Ander probleem dat zich voordoet bij gebruik van AI in de medische zorg is dat deze in strijd kan zijn met de regels die gelden voor de privacy van patiënten. Denk hierbij bijvoorbeeld aan het gebruik van een robot die het werk van een verpleegkundige in een ziekenhuis uit handen neemt. Die heeft een patiënt medicijnen, reageert op metingen van lichamelijke functies, brengt eten rond. Dit kan weer gecommuniceerd worden met het platform waarop het dossier van de patiënt staat en waarin staat of deze rookt of drinkt bijvoorbeeld. Door dat alles bij elkaar zou zo’n systeem veel persoonlijke data genereren die je zou kunnen koppelen aan de ziekte en het herstel van de patiënt.
Probleem met privacyregels
Handig, zou je denken. Maar ze mogen niet in handen vallen van een andere partij dan het ziekenhuis. Terwijl het ziekenhuis ze misschien ook wil gebruiken om onderzoek te doen waarmee AI gemaakt kan worden die het ziekteverloop voorspelt.
Bij het gebruik van AI voor het gedrag van materialen en het onderhoud daarvan speelt dat probleem helemaal niet, zei Beetz. Het is in die sector dus echt een gemiste kans dat zoveel bedrijven AI niet toepassen.

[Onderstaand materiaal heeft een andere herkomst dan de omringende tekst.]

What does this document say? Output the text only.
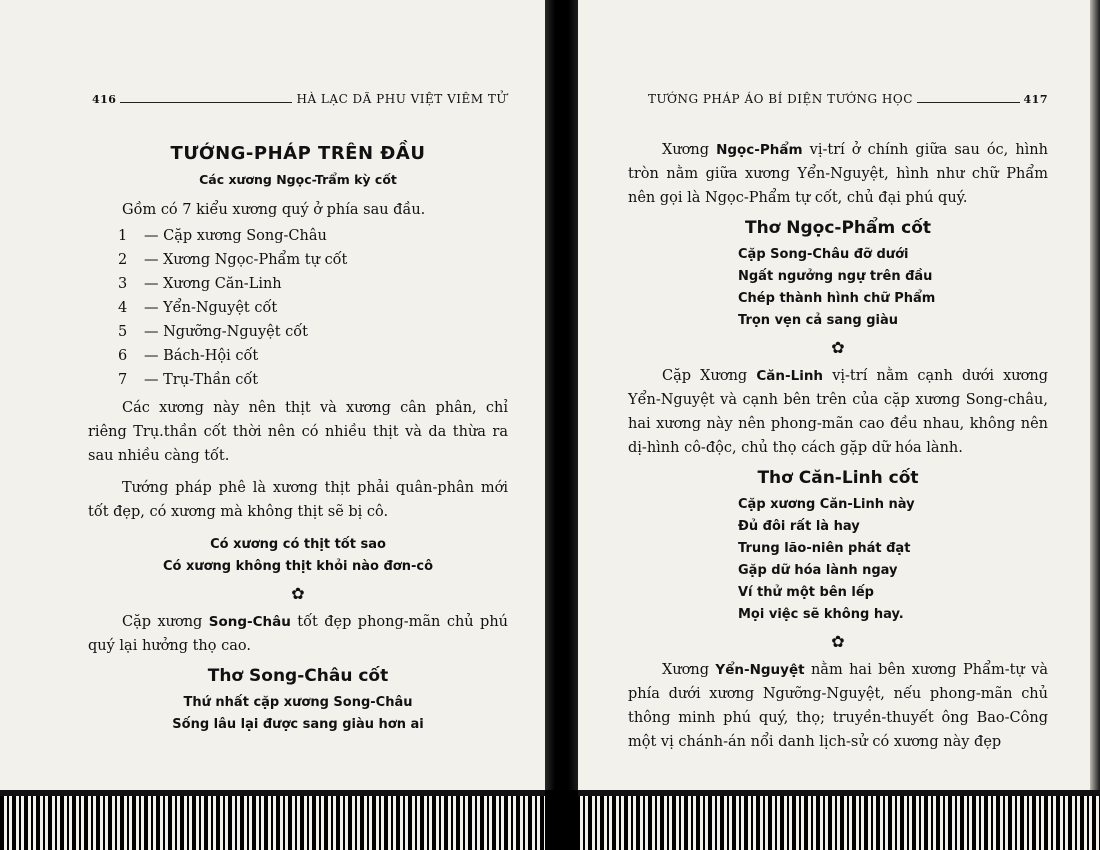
416	HÀ LẠC DÃ PHU VIỆT VIÊM TỬ
TƯỚNG-PHÁP TRÊN ĐẦU
Các xương Ngọc-Trẩm kỳ cốt

Gồm có 7 kiểu xương quý ở phía sau đầu.

1 — Cặp xương Song-Châu
2 — Xương Ngọc-Phẩm tự cốt
3 — Xương Căn-Linh
4 — Yển-Nguyệt cốt
5 — Ngưỡng-Nguyệt cốt
6 — Bách-Hội cốt
7 — Trụ-Thần cốt

Các xương này nên thịt và xương cân phân, chỉ riêng Trụ.thần cốt thời nên có nhiều thịt và da thừa ra sau nhiều càng tốt.

Tướng pháp phê là xương thịt phải quân-phân mới tốt đẹp, có xương mà không thịt sẽ bị cô.

Có xương có thịt tốt sao
Có xương không thịt khỏi nào đơn-cô
✿

Cặp xương Song-Châu tốt đẹp phong-mãn chủ phú quý lại hưởng thọ cao.

Thơ Song-Châu cốt
Thứ nhất cặp xương Song-Châu
Sống lâu lại được sang giàu hơn ai
TƯỚNG PHÁP ÁO BÍ DIỆN TƯỚNG HỌC	417

Xương Ngọc-Phẩm vị-trí ở chính giữa sau óc, hình tròn nằm giữa xương Yển-Nguyệt, hình như chữ Phẩm nên gọi là Ngọc-Phẩm tự cốt, chủ đại phú quý.

Thơ Ngọc-Phẩm cốt
Cặp Song-Châu đỡ dưới
Ngất ngưởng ngự trên đầu
Chép thành hình chữ Phẩm
Trọn vẹn cả sang giàu
✿

Cặp Xương Căn-Linh vị-trí nằm cạnh dưới xương Yển-Nguyệt và cạnh bên trên của cặp xương Song-châu, hai xương này nên phong-mãn cao đều nhau, không nên dị-hình cô-độc, chủ thọ cách gặp dữ hóa lành.

Thơ Căn-Linh cốt
Cặp xương Căn-Linh này
Đủ đôi rất là hay
Trung lão-niên phát đạt
Gặp dữ hóa lành ngay
Ví thử một bên lếp
Mọi việc sẽ không hay.
✿

Xương Yển-Nguyệt nằm hai bên xương Phẩm-tự và phía dưới xương Ngưỡng-Nguyệt, nếu phong-mãn chủ thông minh phú quý, thọ; truyền-thuyết ông Bao-Công một vị chánh-án nổi danh lịch-sử có xương này đẹp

Als je wilt dat AI breed toegepast wordt in de zorg, zei Beck, dan moet er vertrouwen zijn. Maar hoe kan je vertrouwen op een systeem waarvan je niet weet hoe het werkt?, was een vraag van een luisteraar.
Tsja. Een programmeur is ook maar een mens. De directeur van EIT Digital in Eindhoven, Willem Jonker, legde uit dat keuzes die je maakt als mens gebaseerd zijn op bepaalde overtuigingen. Dat geldt ook voor de programmeur die de algorithme maakt. Maar hoe weet je of die programmeur de keuzes eerlijk geprogrammeerd heeft? Het antwoord is nu dat je dat als buitenstaander van een organisatie, die een algorithme gebruikt, meestal niet weet.
‘Algorithmes moeten transparant zijn’
“Het is belangrijk dat transparant is op basis van welke keuzes het algoritme besluiten neemt”, zei Jonker. De programmeur van het algoritme moet bovendien gecontroleerd worden door een supervisor. Dat moet besluiten op basis van vooroordelen voorkomen.
Op dit moment is daar nog geen algemeen geaccepteerde standaard voor.